Let’s take one final moment to write our personal prayers for reorientation. And after a short pause, I will wrap this up with a prayer of my own. 

Conclusion

When we lament, we honestly describe to the Lord our present pain knowing that He is lovingly listening. We then appeal to God to act on our behalf knowing that He will sort through our disorientation and bring to bear what is necessary for us according to His will. And then, we pray asking Him to reorient us around hope because God truly is faithful and good to His people.

Let’s pray:

Lord God, my year has not gone as I expected it to go. Lord, my wife and I moved to Alpena on almost this exact day one year ago. We thought that we’d be enjoying your good gift of starting a family, living within walking distance from a beach, and fellowship with a new church body. What we got, though, was distance and discomfort. This pandemic took a lot from us. It took away many firsts. My wife gave birth to our new daughter without the welcome of our family close by. And video chatting with those who aren’t able to experience Tilly’s growth in person is tough. Holidays have been weird. Friendships we hoped to cultivate have been stunted by walls and periods of quarantine.

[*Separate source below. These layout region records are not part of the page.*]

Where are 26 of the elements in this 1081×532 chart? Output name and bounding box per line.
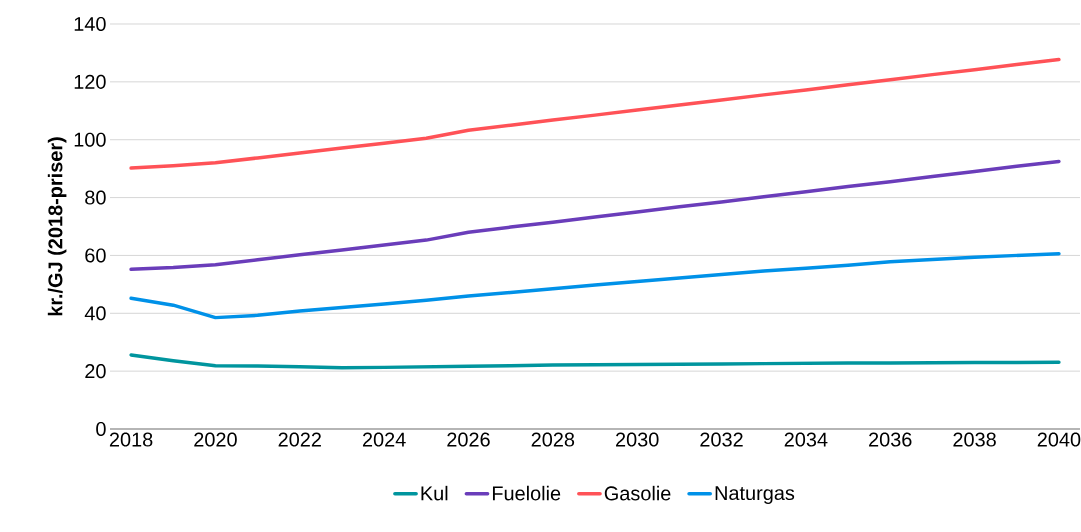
y-tick-label: 120 — [74, 74, 106, 89]
y-tick-label: 0 — [96, 421, 106, 437]
legend-label: Naturgas — [715, 486, 795, 505]
x-tick-label: 2026 — [447, 432, 490, 447]
x-tick-label: 2022 — [278, 432, 321, 447]
y-tick-label: 100 — [74, 132, 106, 147]
x-tick-label: 2036 — [869, 432, 912, 447]
x-tick-label: 2034 — [784, 432, 828, 447]
x-tick-label: 2040 — [1037, 432, 1081, 447]
legend-label: Gasolie — [604, 485, 671, 501]
y-tick-label: 140 — [74, 16, 106, 32]
x-tick-label: 2018 — [109, 432, 153, 447]
legend-label: Fuelolie — [492, 485, 561, 501]
y-tick-label: 80 — [85, 190, 106, 205]
y-axis-title: kr./GJ (2018-priser) — [47, 137, 67, 316]
y-tick-label: 20 — [85, 364, 106, 379]
x-tick-label: 2032 — [700, 432, 743, 447]
x-tick-label: 2024 — [362, 432, 406, 447]
line-series — [129, 159, 1061, 272]
x-tick-label: 2020 — [194, 432, 237, 447]
y-tick-label: 60 — [85, 248, 106, 263]
y-tick-label: 40 — [84, 306, 106, 321]
x-tick-label: 2030 — [616, 432, 659, 447]
legend-label: Kul — [421, 485, 448, 501]
x-tick-label: 2028 — [531, 432, 575, 447]
x-tick-label: 2038 — [953, 432, 996, 447]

God, have mercy on us. Dissolve and trace of the Covid-19 virus. Give us back the time we have lost because of it. Allow us to regain the weeks and months that have been robed from us because of illness.

But, Lord, thank you for dashing my expectations. Thank you for teaching me even when it’s hard to see the point in the moment. And thank you for the hope of knowing that you are still on your throne reigning sovereign over all things, even in a year like 2020. It’s in Jesus’ name we pray, Amen.”